The affordable pricing of the 2017 Toyota Yaris iA almost led me to focus this review on the luxury features it doesn’t have. But this A-to-B subcompact sedan, featuring a 1.5 liter four-cylinder engine with 106 horsepower, surprised me with how much it had to offer.
It boasts a hosts of standard features most drivers expect in new vehicles, including: tilt/telescopic steering wheel with audio controls, cruise control and power windows, locks and exterior mirrors, rear view back up camera, and a low-speed pre-collision safety system. It also comes standard with front side airbags and curtain airbags to help protect front and rear seat occupants as well as the turn signal indicators on the side mirrors.
Not shabby at all.
The iA is available in six-speed manual or six-speed automatic transmission. For my test drive, I shifted the manual into the high 70s on the highway with no problem. The fabric-trimmed seats, with adjustable headrests in the front and back, had just enough of a bucket seat design to make me feel confident tackling curves, which I did often. The tighter the curve, the more control the car seemed to possess.

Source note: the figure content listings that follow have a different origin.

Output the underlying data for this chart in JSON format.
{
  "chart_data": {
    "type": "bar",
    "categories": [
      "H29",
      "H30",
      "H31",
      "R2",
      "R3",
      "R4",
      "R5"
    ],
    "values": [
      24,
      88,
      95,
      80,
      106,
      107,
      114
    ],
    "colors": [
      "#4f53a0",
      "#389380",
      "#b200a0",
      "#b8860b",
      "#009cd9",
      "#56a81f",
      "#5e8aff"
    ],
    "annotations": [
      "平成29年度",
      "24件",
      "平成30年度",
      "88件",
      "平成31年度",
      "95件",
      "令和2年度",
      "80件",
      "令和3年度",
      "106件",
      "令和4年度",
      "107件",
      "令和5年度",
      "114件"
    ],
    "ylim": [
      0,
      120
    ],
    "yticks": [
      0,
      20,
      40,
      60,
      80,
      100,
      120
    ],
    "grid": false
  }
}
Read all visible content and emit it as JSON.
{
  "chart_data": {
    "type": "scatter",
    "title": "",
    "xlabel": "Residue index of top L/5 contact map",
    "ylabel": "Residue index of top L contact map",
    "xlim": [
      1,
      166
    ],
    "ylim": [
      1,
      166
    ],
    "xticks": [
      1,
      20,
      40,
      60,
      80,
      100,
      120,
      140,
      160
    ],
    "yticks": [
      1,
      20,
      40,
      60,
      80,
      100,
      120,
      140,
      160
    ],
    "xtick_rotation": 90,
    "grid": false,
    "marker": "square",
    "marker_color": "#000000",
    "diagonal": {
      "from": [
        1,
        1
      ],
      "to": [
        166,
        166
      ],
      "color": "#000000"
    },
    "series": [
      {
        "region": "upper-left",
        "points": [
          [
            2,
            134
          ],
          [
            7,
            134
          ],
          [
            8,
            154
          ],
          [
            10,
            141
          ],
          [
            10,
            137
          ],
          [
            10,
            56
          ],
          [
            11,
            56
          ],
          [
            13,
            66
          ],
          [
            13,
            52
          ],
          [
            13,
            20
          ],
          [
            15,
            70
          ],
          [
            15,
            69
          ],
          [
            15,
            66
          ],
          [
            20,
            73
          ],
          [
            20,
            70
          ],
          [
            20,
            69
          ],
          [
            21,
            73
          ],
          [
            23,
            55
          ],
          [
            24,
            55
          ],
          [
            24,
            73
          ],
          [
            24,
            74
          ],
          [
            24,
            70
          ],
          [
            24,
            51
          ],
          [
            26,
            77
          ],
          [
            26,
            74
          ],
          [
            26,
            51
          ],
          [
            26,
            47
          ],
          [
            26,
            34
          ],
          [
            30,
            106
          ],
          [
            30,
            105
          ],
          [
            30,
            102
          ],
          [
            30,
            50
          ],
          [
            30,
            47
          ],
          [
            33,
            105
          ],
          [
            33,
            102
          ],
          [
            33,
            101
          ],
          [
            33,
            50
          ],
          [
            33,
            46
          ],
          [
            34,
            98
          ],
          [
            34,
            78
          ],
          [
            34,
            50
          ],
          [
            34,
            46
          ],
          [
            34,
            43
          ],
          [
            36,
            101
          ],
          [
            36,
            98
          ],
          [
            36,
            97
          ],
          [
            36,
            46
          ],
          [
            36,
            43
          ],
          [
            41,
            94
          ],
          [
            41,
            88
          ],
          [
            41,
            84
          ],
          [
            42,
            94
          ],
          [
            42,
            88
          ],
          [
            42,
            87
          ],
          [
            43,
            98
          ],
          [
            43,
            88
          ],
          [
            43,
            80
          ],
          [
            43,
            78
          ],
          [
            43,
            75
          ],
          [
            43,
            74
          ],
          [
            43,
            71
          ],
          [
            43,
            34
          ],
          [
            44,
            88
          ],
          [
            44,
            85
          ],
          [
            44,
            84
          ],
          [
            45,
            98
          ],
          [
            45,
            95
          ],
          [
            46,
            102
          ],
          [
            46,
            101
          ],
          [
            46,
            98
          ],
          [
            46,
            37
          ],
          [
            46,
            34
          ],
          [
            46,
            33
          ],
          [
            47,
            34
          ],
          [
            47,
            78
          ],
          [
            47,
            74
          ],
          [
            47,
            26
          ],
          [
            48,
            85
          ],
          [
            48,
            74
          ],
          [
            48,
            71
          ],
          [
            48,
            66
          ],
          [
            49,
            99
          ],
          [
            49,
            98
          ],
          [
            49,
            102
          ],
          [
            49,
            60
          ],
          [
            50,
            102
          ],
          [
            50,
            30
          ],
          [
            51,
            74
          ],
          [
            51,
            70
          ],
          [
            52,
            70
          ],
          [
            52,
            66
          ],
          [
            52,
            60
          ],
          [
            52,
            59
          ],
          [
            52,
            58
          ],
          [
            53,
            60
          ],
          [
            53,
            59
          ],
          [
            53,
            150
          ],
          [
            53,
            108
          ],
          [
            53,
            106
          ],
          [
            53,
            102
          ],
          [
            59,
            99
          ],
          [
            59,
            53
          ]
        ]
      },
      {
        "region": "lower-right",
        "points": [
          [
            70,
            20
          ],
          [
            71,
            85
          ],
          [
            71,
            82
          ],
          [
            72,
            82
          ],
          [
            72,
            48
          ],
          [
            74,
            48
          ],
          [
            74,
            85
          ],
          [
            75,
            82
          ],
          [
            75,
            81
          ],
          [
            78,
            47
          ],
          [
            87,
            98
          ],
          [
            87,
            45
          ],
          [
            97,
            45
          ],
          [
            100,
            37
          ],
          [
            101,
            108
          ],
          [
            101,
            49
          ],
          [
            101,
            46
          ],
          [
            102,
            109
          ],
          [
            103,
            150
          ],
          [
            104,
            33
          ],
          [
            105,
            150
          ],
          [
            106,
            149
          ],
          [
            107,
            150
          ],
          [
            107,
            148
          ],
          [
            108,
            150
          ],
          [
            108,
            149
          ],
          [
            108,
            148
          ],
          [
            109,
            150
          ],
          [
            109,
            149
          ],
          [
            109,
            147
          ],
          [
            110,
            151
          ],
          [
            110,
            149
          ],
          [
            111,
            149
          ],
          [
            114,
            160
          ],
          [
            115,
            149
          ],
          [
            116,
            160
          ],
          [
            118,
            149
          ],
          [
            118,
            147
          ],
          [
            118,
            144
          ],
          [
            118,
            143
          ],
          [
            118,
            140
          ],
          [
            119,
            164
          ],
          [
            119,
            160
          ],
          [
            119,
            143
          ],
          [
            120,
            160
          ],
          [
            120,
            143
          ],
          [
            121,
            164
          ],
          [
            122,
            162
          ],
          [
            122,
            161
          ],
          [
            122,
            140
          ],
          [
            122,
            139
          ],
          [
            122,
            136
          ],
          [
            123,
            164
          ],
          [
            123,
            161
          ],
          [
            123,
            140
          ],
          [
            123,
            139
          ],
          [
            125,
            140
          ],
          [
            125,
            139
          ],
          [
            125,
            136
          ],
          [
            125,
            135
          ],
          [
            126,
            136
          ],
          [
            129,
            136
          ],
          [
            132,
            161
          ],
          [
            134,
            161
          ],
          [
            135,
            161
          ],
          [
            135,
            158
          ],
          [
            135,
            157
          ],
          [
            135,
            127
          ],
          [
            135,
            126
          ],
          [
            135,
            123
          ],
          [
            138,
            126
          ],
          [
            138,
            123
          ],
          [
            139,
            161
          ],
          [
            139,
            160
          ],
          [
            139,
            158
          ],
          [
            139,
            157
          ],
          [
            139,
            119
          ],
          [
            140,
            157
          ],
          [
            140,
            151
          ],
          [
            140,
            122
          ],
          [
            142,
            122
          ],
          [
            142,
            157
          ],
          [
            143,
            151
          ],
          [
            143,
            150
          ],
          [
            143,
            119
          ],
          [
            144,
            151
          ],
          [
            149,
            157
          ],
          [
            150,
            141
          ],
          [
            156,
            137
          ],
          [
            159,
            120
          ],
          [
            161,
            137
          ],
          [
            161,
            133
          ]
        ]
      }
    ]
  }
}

The pulse-colored body on 16-inch allow wheels is accented with hexagon lower grille, sharply angled headlights, piano black bumper treatment, and chrome grille surround. Wrapping up the design nicely is the chrome tailpipe. On the inside, the 7-inch touch screen display has most features a driver expects, but using it took some adjusting. I preferred to use the button located between the front seats to navigate the crafty menu. There is no standard navigation system. No worries. I’m not afraid to stop to get directions or plan ahead for my trip.
I did miss having the storage space that usually accompanies the center armrest. There is none. The center area however does include a few strategic storage spaces and tech necessities, including the USB ports and auxiliary. I appreciated the remote keyless entry, but missed the proximity feature.
Basically, I was required to physically push a button on the smart key to open all doors, including the trunk door. In other words, throwing the smart key in my pocket or purse and forgetting about it was not an option. None of the doors unlocked with my mere presence. And there is no button on the trunk door itself for me to push. Sigh. But once open, the trunk was spacious and could be expanded even more with the 60/40 split rear seat.
The lock/unlock issue extended to my passengers who at times thought they were being “held hostage.” They could not easily unlock their doors to get out once I parked the car. The lever was available to them, but they chose to wait for me to hit the driver’s unlock button, opening the doors for everyone. People, sometimes…sigh.
2017 Toyota Yaris iA MSRP $15,950; Combined City/Highway MPG: 34.